A study in Great Britain has resurrected the controversial question of whether in some cases, children are so obese that they should be removed from their homes and their parents charged with neglect.

“Childhood obesity can be seen as a failure to adequately care for your children by failing to provide a healthy diet and sufficient activity, whether through direct neglect or more subtly through an inability to deny children the pleasures of energy dense fast food and television viewing,” says a report, Childhood Protection and Obesity: Framework for Practice, published this month by the British Medical Journal.

Such removals occur rarely. The most recent noteworthy case in the United States took place a year ago, when authorities in South Carolina removed a 555-pound 14-year-old and charged his mother with criminal neglect.  

Even before that, the Child Welfare League of America reported in two years ago that “more cases have begun to emerge, and it is likely only a matter of time before other states will face the issue.”

Courts in several states have heard cases “involving children whose obesity threatened life or health, and whose parents were unable or unwilling to follow medical orders to reduce their children’s weight,” the CWLA said. “These courts have been willing to expand their state’s statutory definition of medical neglect to encompass morbid obesity.”

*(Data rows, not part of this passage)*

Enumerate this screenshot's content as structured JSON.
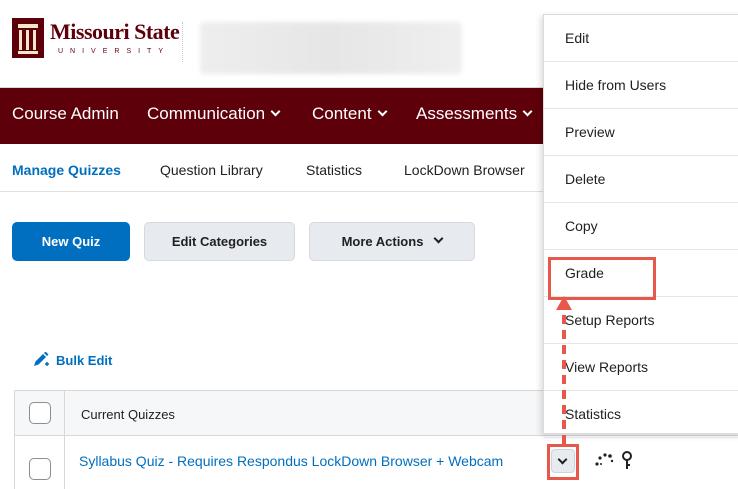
{
  "header": {
    "logo_name": "Missouri State",
    "logo_subtitle": "UNIVERSITY",
    "colors": {
      "brand": "#5e0009",
      "accent": "#006fbf",
      "annotation": "#e8574b"
    }
  },
  "navbar": {
    "items": [
      {
        "label": "Course Admin",
        "has_dropdown": false
      },
      {
        "label": "Communication",
        "has_dropdown": true
      },
      {
        "label": "Content",
        "has_dropdown": true
      },
      {
        "label": "Assessments",
        "has_dropdown": true
      }
    ]
  },
  "tabs": [
    {
      "label": "Manage Quizzes",
      "active": true
    },
    {
      "label": "Question Library",
      "active": false
    },
    {
      "label": "Statistics",
      "active": false
    },
    {
      "label": "LockDown Browser",
      "active": false
    }
  ],
  "toolbar": {
    "new_quiz": "New Quiz",
    "edit_categories": "Edit Categories",
    "more_actions": "More Actions"
  },
  "bulk_edit": {
    "label": "Bulk Edit",
    "icon": "pencil-icon"
  },
  "table": {
    "header": "Current Quizzes",
    "rows": [
      {
        "title": "Syllabus Quiz - Requires Respondus LockDown Browser + Webcam",
        "icons": [
          "chevron-down-icon",
          "loading-dots-icon",
          "key-icon"
        ]
      }
    ]
  },
  "context_menu": {
    "items": [
      "Edit",
      "Hide from Users",
      "Preview",
      "Delete",
      "Copy",
      "Grade",
      "Setup Reports",
      "View Reports",
      "Statistics"
    ],
    "highlighted": "Grade"
  }
}
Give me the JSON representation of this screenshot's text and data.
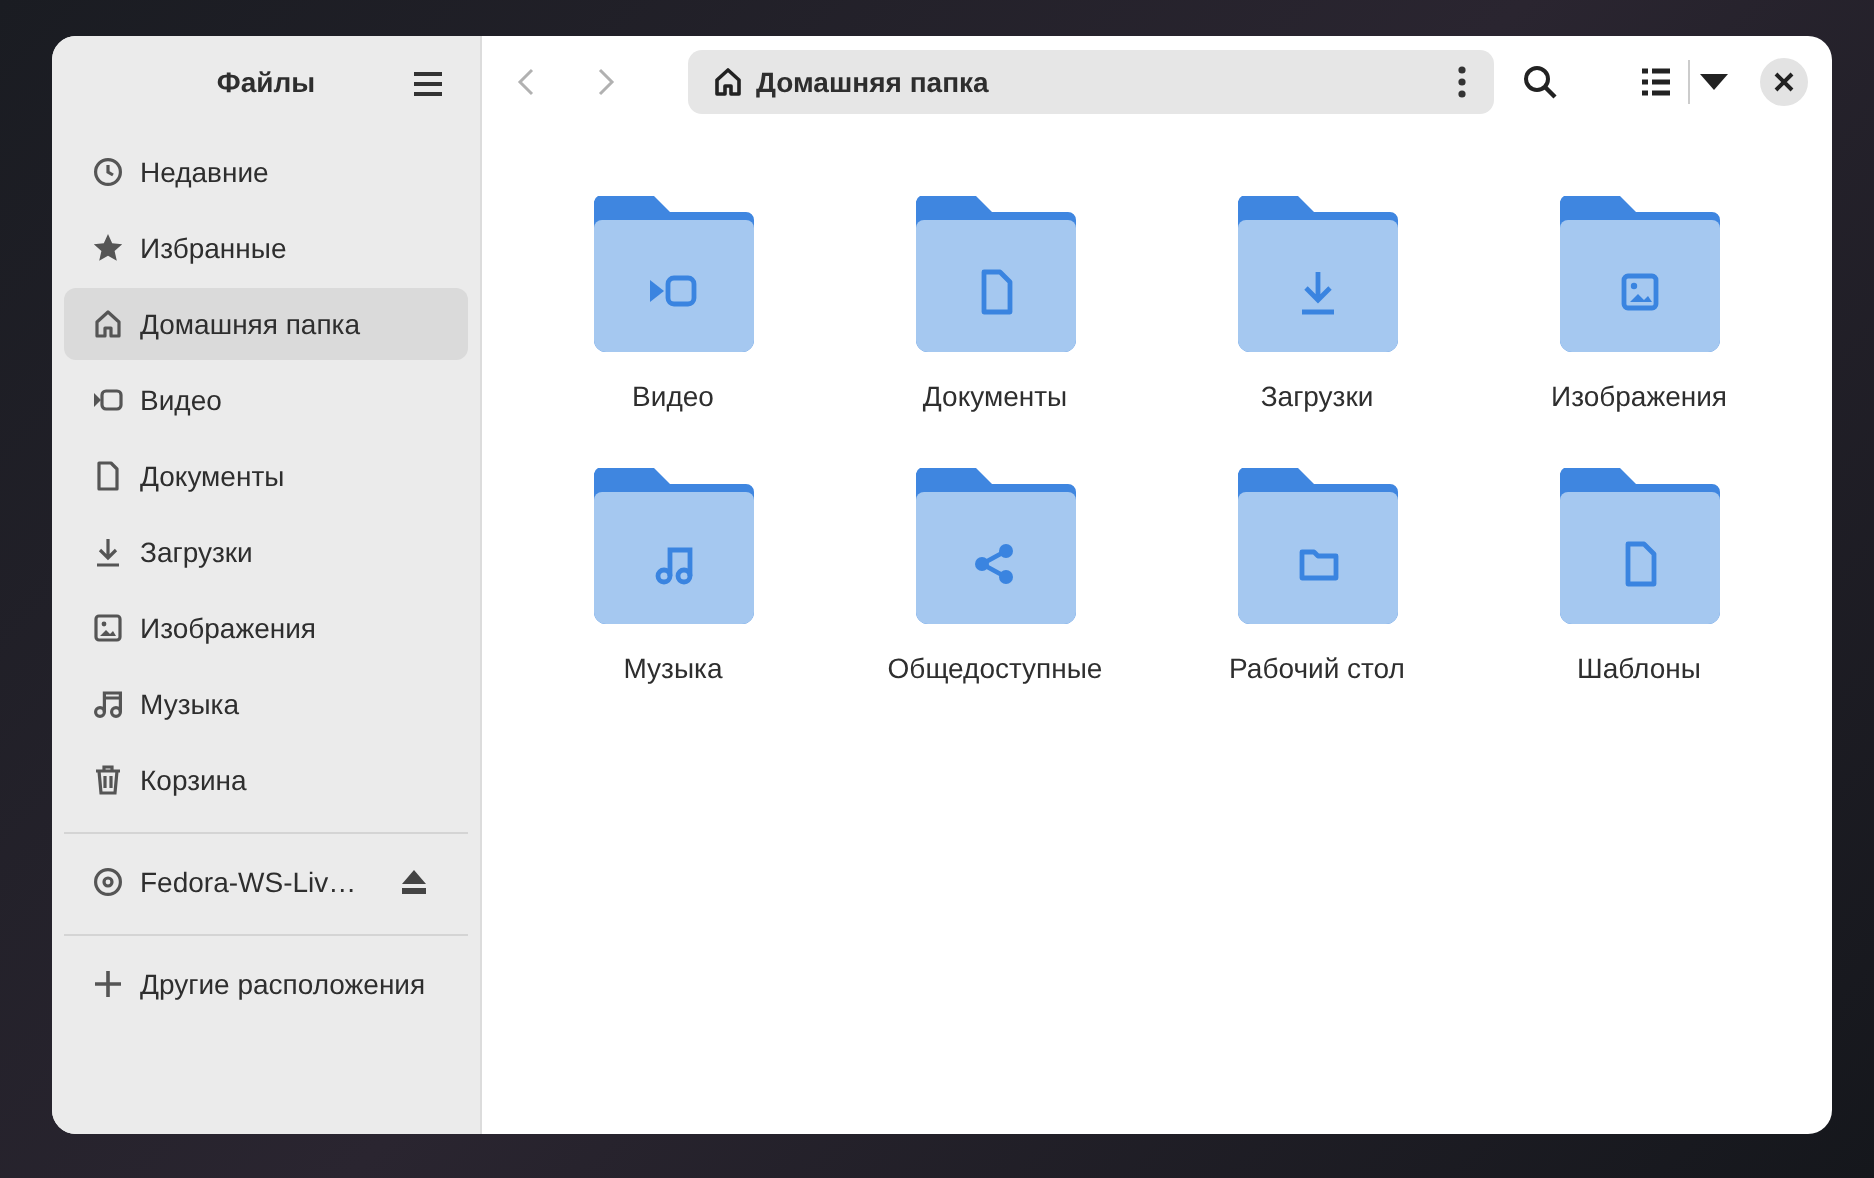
{
  "window": {
    "title": "Файлы"
  },
  "sidebar": {
    "places": [
      {
        "label": "Недавние",
        "selected": false
      },
      {
        "label": "Избранные",
        "selected": false
      },
      {
        "label": "Домашняя папка",
        "selected": true
      },
      {
        "label": "Видео",
        "selected": false
      },
      {
        "label": "Документы",
        "selected": false
      },
      {
        "label": "Загрузки",
        "selected": false
      },
      {
        "label": "Изображения",
        "selected": false
      },
      {
        "label": "Музыка",
        "selected": false
      },
      {
        "label": "Корзина",
        "selected": false
      }
    ],
    "devices": [
      {
        "label": "Fedora-WS-Liv…"
      }
    ],
    "other_locations": {
      "label": "Другие расположения"
    }
  },
  "toolbar": {
    "back": {
      "disabled": true
    },
    "forward": {
      "disabled": true
    },
    "path": "Домашняя папка"
  },
  "folders": [
    {
      "name": "Видео"
    },
    {
      "name": "Документы"
    },
    {
      "name": "Загрузки"
    },
    {
      "name": "Изображения"
    },
    {
      "name": "Музыка"
    },
    {
      "name": "Общедоступные"
    },
    {
      "name": "Рабочий стол"
    },
    {
      "name": "Шаблоны"
    }
  ]
}
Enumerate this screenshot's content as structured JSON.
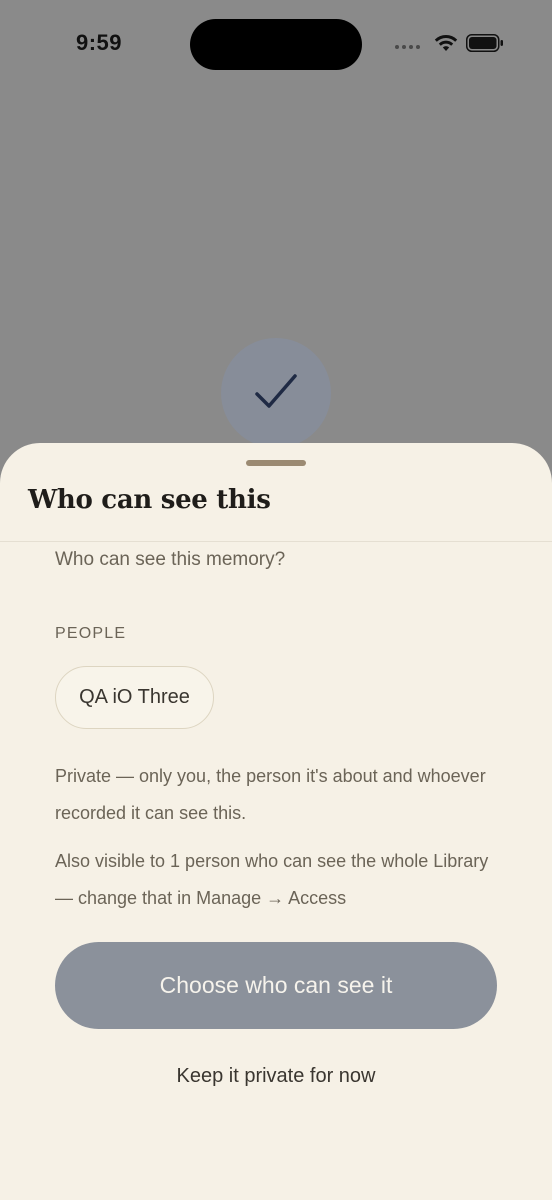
{
  "status_bar": {
    "time": "9:59",
    "icons": [
      "cellular-signal-icon",
      "wifi-icon",
      "battery-icon"
    ]
  },
  "backdrop": {
    "badge_icon": "checkmark-icon"
  },
  "sheet": {
    "title": "Who can see this",
    "question": "Who can see this memory?",
    "people_label": "PEOPLE",
    "people": [
      "QA iO Three"
    ],
    "private_note": "Private — only you, the person it's about and whoever recorded it can see this.",
    "library_note": "Also visible to 1 person who can see the whole Library — change that in Manage → Access",
    "primary_button": "Choose who can see it",
    "secondary_button": "Keep it private for now"
  },
  "colors": {
    "backdrop": "#8a8a8a",
    "sheet_background": "#f6f1e6",
    "primary_button": "#8b919b",
    "handle": "#9b8a72",
    "check_stroke": "#1f2a44"
  }
}
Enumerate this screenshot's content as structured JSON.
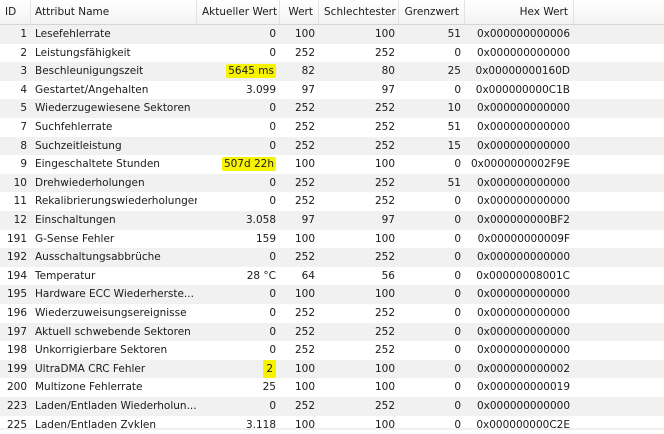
{
  "columns": {
    "id": "ID",
    "name": "Attribut Name",
    "current": "Aktueller Wert",
    "wert": "Wert",
    "schlecht": "Schlechtester",
    "grenz": "Grenzwert",
    "hex": "Hex Wert"
  },
  "rows": [
    {
      "id": "1",
      "name": "Lesefehlerrate",
      "current": "0",
      "wert": "100",
      "schlecht": "100",
      "grenz": "51",
      "hex": "0x000000000006"
    },
    {
      "id": "2",
      "name": "Leistungsfähigkeit",
      "current": "0",
      "wert": "252",
      "schlecht": "252",
      "grenz": "0",
      "hex": "0x000000000000"
    },
    {
      "id": "3",
      "name": "Beschleunigungszeit",
      "current": "5645 ms",
      "wert": "82",
      "schlecht": "80",
      "grenz": "25",
      "hex": "0x00000000160D",
      "highlight": true
    },
    {
      "id": "4",
      "name": "Gestartet/Angehalten",
      "current": "3.099",
      "wert": "97",
      "schlecht": "97",
      "grenz": "0",
      "hex": "0x000000000C1B"
    },
    {
      "id": "5",
      "name": "Wiederzugewiesene Sektoren",
      "current": "0",
      "wert": "252",
      "schlecht": "252",
      "grenz": "10",
      "hex": "0x000000000000"
    },
    {
      "id": "7",
      "name": "Suchfehlerrate",
      "current": "0",
      "wert": "252",
      "schlecht": "252",
      "grenz": "51",
      "hex": "0x000000000000"
    },
    {
      "id": "8",
      "name": "Suchzeitleistung",
      "current": "0",
      "wert": "252",
      "schlecht": "252",
      "grenz": "15",
      "hex": "0x000000000000"
    },
    {
      "id": "9",
      "name": "Eingeschaltete Stunden",
      "current": "507d 22h",
      "wert": "100",
      "schlecht": "100",
      "grenz": "0",
      "hex": "0x0000000002F9E",
      "highlight": true
    },
    {
      "id": "10",
      "name": "Drehwiederholungen",
      "current": "0",
      "wert": "252",
      "schlecht": "252",
      "grenz": "51",
      "hex": "0x000000000000"
    },
    {
      "id": "11",
      "name": "Rekalibrierungswiederholungen",
      "current": "0",
      "wert": "252",
      "schlecht": "252",
      "grenz": "0",
      "hex": "0x000000000000"
    },
    {
      "id": "12",
      "name": "Einschaltungen",
      "current": "3.058",
      "wert": "97",
      "schlecht": "97",
      "grenz": "0",
      "hex": "0x000000000BF2"
    },
    {
      "id": "191",
      "name": "G-Sense Fehler",
      "current": "159",
      "wert": "100",
      "schlecht": "100",
      "grenz": "0",
      "hex": "0x00000000009F"
    },
    {
      "id": "192",
      "name": "Ausschaltungsabbrüche",
      "current": "0",
      "wert": "252",
      "schlecht": "252",
      "grenz": "0",
      "hex": "0x000000000000"
    },
    {
      "id": "194",
      "name": "Temperatur",
      "current": "28 °C",
      "wert": "64",
      "schlecht": "56",
      "grenz": "0",
      "hex": "0x00000008001C"
    },
    {
      "id": "195",
      "name": "Hardware ECC Wiederherste...",
      "current": "0",
      "wert": "100",
      "schlecht": "100",
      "grenz": "0",
      "hex": "0x000000000000"
    },
    {
      "id": "196",
      "name": "Wiederzuweisungsereignisse",
      "current": "0",
      "wert": "252",
      "schlecht": "252",
      "grenz": "0",
      "hex": "0x000000000000"
    },
    {
      "id": "197",
      "name": "Aktuell schwebende Sektoren",
      "current": "0",
      "wert": "252",
      "schlecht": "252",
      "grenz": "0",
      "hex": "0x000000000000"
    },
    {
      "id": "198",
      "name": "Unkorrigierbare Sektoren",
      "current": "0",
      "wert": "252",
      "schlecht": "252",
      "grenz": "0",
      "hex": "0x000000000000"
    },
    {
      "id": "199",
      "name": "UltraDMA CRC Fehler",
      "current": "2",
      "wert": "100",
      "schlecht": "100",
      "grenz": "0",
      "hex": "0x000000000002",
      "highlight": true
    },
    {
      "id": "200",
      "name": "Multizone Fehlerrate",
      "current": "25",
      "wert": "100",
      "schlecht": "100",
      "grenz": "0",
      "hex": "0x000000000019"
    },
    {
      "id": "223",
      "name": "Laden/Entladen Wiederholun...",
      "current": "0",
      "wert": "252",
      "schlecht": "252",
      "grenz": "0",
      "hex": "0x000000000000"
    },
    {
      "id": "225",
      "name": "Laden/Entladen Zyklen",
      "current": "3.118",
      "wert": "100",
      "schlecht": "100",
      "grenz": "0",
      "hex": "0x000000000C2E"
    }
  ],
  "colors": {
    "highlight": "#f8f400",
    "row_alt": "#f1f1f1"
  }
}
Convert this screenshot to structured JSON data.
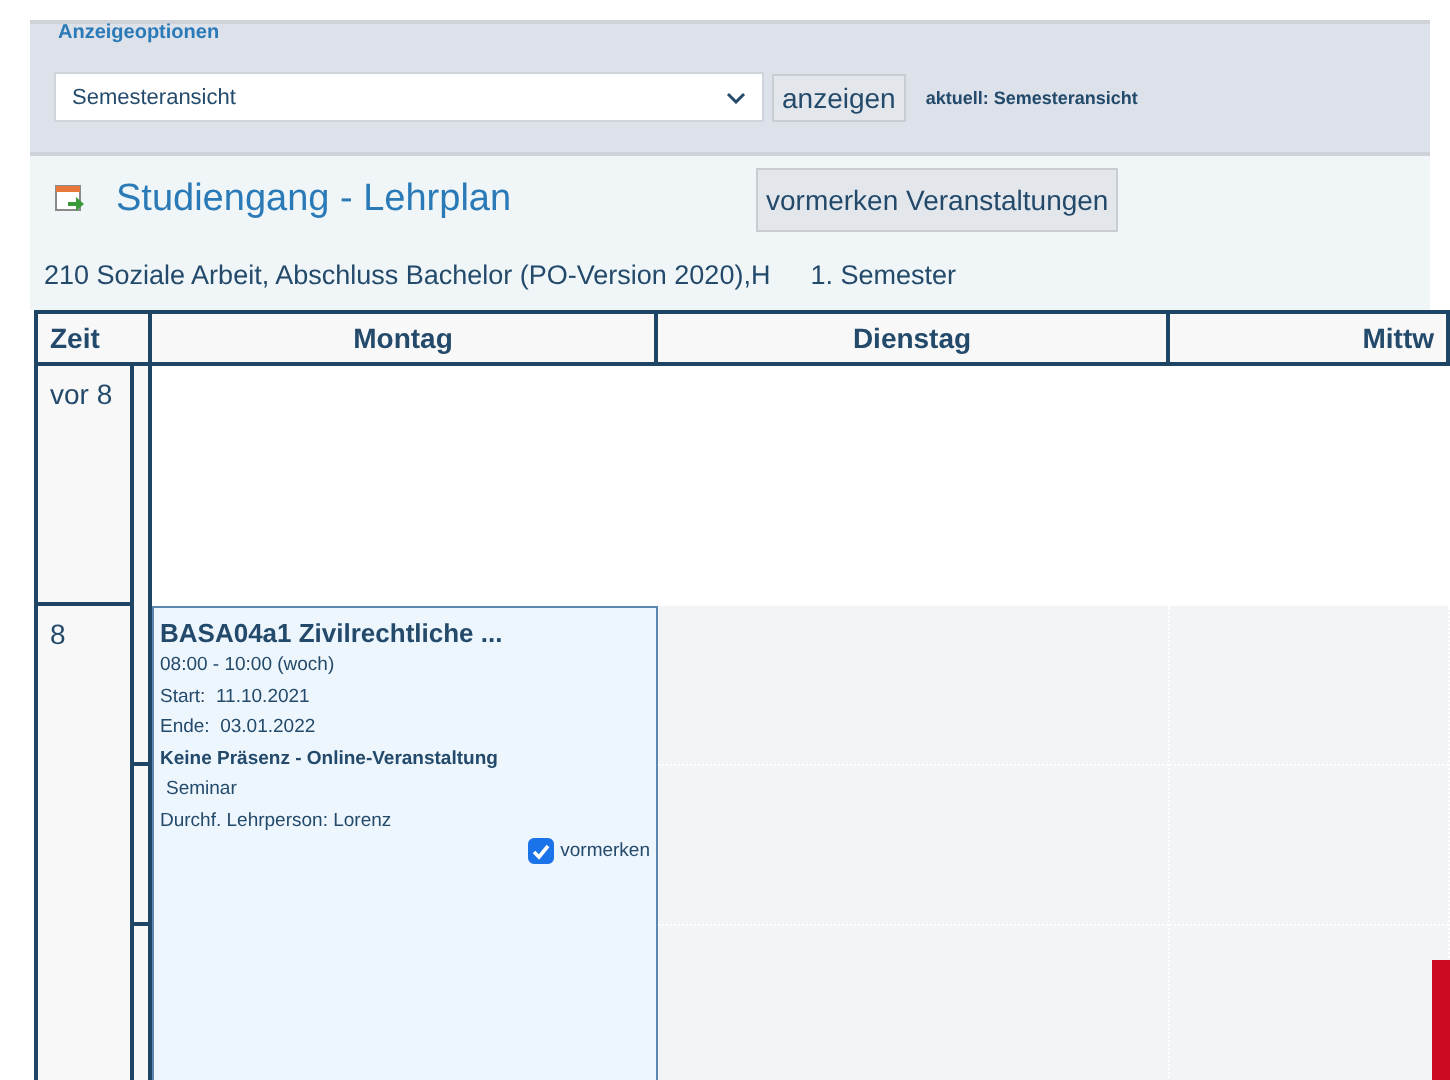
{
  "display_options": {
    "legend": "Anzeigeoptionen",
    "view_select": {
      "value": "Semesteransicht"
    },
    "show_button": "anzeigen",
    "current": "aktuell: Semesteransicht"
  },
  "heading": {
    "title": "Studiengang - Lehrplan",
    "bookmark_button": "vormerken Veranstaltungen"
  },
  "program": {
    "name": "210 Soziale Arbeit, Abschluss Bachelor (PO-Version 2020),H",
    "semester": "1. Semester"
  },
  "timetable": {
    "columns": [
      "Zeit",
      "Montag",
      "Dienstag",
      "Mittw"
    ],
    "rows": [
      {
        "time": "vor 8"
      },
      {
        "time": "8",
        "event": {
          "title": "BASA04a1 Zivilrechtliche ...",
          "time": "08:00 - 10:00 (woch)",
          "start": "Start:  11.10.2021",
          "end": "Ende:  03.01.2022",
          "status": "Keine Präsenz - Online-Veranstaltung",
          "type": "Seminar",
          "lecturer": "Durchf. Lehrperson: Lorenz",
          "bookmark": {
            "label": "vormerken",
            "checked": true
          }
        }
      }
    ]
  }
}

The states include California, Indiana, New Mexico, New York, Pennsylvania and Texas, the CWLA said.

Severe obesity can increase the risk for numerous health problems, including Type 2 diabetes, hypertension and high cholesterol.

The authors of the new report, intended as a guideline for child protection workers in Great Britain, stress that severe obesity alone is no justification to remove a child. A key issue, they argue, is whether the parents are trying to rectify the problem or are “consistently failing to attend appointments, refusing to engage with various professionals or with weight management initiatives, or actively subverting weight management initiatives.”

The position of the CWLA, as described by spokeswoman Shawn Flaherty, seems similar: “The family should receive appropriate services (nutritional and psychological counseling, and sometimes financial assistance) to try to remedy the causes of the extreme obesity. If a parent continues to not comply with the medical/nutritional treatment recommended by the child’s doctor, then a judge would need to decide if this is medical neglect and if removal is necessary. 

“This needs to be looked at on a case-by-case basis and only in extreme cases of neglect.”